What is Writing output with partitioning in Apache Spark?

Apache Sparkdata~5 mins

Writing output with partitioning in Apache Spark

Choose your learning style9 modes available

Learn Why Deep Visual Try Challenge Project Recall Time

Introduction

Partitioning helps organize data when saving it. It splits data into folders by column values, making it easier to find and use later.

When saving large datasets to speed up reading specific parts.

When you want to group data by categories like date or region.

When preparing data for tools that read partitioned folders efficiently.

When you want to reduce the amount of data scanned during queries.

Syntax

Apache Spark

dataframe.write.partitionBy("column_name").format("file_format").save("path")

You can partition by one or more columns by passing multiple column names.

Partition columns create folders named like column=value inside the save path.

Examples

Saves the DataFrame as parquet files, partitioned by the 'year' column.

Apache Spark

df.write.partitionBy("year").parquet("/data/output")

Saves the DataFrame as CSV files, partitioned by 'country' and then 'month'.

Apache Spark

df.write.partitionBy("country", "month").csv("/data/output_csv")

Sample Program

This code creates a small DataFrame with sales data. It saves the data as parquet files, partitioned by 'year' and 'country'. Then it reads the data back and shows it.

Apache Spark

from pyspark.sql import SparkSession

spark = SparkSession.builder.appName("PartitionExample").getOrCreate()

# Create sample data
data = [
    (2023, "US", "Alice", 100),
    (2023, "US", "Bob", 200),
    (2023, "CA", "Charlie", 300),
    (2024, "US", "David", 400),
    (2024, "CA", "Eve", 500)
]

columns = ["year", "country", "name", "sales"]
df = spark.createDataFrame(data, columns)

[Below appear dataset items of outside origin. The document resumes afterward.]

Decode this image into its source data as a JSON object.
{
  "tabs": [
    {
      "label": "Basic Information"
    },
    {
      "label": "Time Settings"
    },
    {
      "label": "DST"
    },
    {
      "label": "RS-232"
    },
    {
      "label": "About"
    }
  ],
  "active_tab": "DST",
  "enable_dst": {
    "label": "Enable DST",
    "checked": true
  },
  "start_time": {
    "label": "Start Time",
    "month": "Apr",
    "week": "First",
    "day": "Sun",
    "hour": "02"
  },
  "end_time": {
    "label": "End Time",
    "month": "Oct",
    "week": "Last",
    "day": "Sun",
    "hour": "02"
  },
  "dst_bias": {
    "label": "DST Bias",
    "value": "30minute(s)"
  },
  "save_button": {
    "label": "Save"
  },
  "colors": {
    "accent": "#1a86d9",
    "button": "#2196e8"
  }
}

# Write output partitioned by year and country
output_path = "/tmp/partitioned_output"
df.write.mode("overwrite").partitionBy("year", "country").parquet(output_path)

# Read back the data to verify
read_df = spark.read.parquet(output_path)
read_df.show()

spark.stop()

OutputSuccess

Important Notes

Partitioning creates folders on disk, so avoid too many unique values to prevent many small files.

Use partitioning columns that you often filter on to speed up queries.

Summary

Partitioning splits saved data into folders by column values.

It helps organize and speed up reading large datasets.

Use .write.partitionBy() with one or more columns before saving.